After the leadership training we began the program in Costa Rica. I acted as an assistant program leader for this program and I had the responsibility of planning meetings, planning events, money management, food management, keeping the pulse of the team, and acting as a liaison between the volunteers and program leaders. In addition, we taught at least three times a week at four different public schools in Guanacaste, Costa Rica for elementary school students.
What I learned: I learned that people from extremely different walks in life could break down strong barriers through honesty and open communication and form true friendships. I learned that patience and love are two of the most important qualities to give to children and students; and just people in general. I did not expect to learn so much from the children and feel so inspired by their way of life.
What I hoped to contribute: I wanted to make sure that I did not enter into a culture that I knew nothing about and try to teach children based on Western values. I wanted to make sure that I could learn a bit about the culture in which I was teaching, and teach the students in a way that would ring true to them and would truly make an impact on their lives and the public schools in general.
How I learned of this opportunity: Darlene Biddy ’10 came into my Spanish class one day to recruit volunteers for this program. She gave a three-minute description of Global Learning.

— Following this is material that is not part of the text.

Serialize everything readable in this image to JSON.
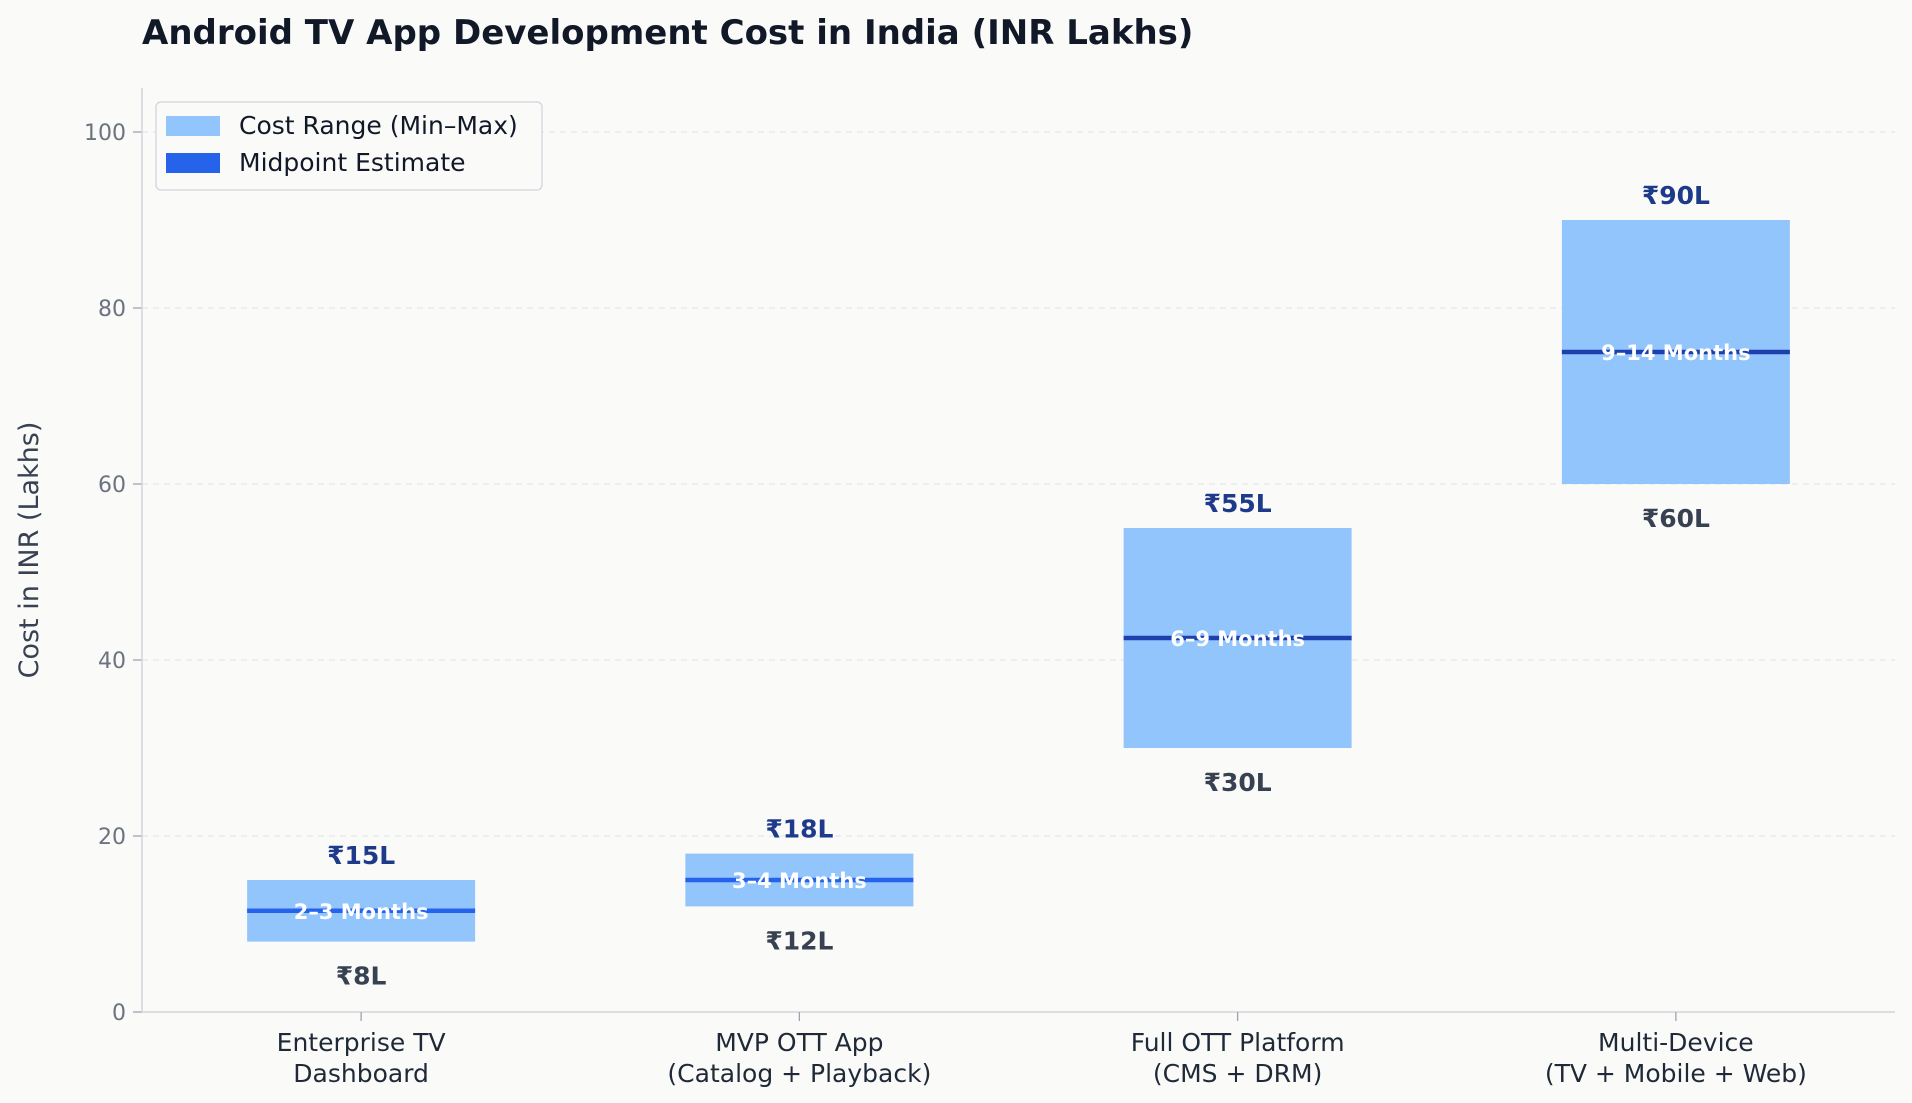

I became very interested in this program and ended up emailing her after class to seek more information. Eventually I decided to apply for this program and use my Community Scholar Stipend to fund my travels.

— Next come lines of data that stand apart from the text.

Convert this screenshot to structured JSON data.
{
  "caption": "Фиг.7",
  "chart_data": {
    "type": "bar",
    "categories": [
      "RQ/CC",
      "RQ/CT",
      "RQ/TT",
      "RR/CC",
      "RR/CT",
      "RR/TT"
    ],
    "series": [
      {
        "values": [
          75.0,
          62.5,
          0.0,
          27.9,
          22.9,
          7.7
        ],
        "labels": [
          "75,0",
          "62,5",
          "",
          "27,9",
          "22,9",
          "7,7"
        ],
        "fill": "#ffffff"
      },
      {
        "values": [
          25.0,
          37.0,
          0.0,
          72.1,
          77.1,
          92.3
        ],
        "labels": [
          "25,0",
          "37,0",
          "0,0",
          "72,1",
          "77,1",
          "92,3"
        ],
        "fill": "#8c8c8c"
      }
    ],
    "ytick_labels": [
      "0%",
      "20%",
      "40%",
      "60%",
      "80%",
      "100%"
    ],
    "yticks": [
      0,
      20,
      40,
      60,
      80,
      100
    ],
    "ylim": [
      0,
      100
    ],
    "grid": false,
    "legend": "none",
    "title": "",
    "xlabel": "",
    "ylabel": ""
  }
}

Most surprising: I never thought that I would feel so close to everybody that I worked with. I ended up leaving feeling like I had a family. I also learned so much from the children that I was working with. Their kindness, patience, innocence, and open-mindedness inspired the way that I want to live my life. I was very surprised by the amount of independence their parents gave them, and how responsible the students became at such a young age.
How it changed my course of study: It is clear to me that I want to keep traveling and putting myself in situations that are outside of my comfort zone. I also want to immerse myself in different cultures and ways of living both inside and outside of the United States so that I continuously foster an open and curious mind about the many different cultures in the world. I believe that the way to help people is based on a multicultural practice rather than monocultural one.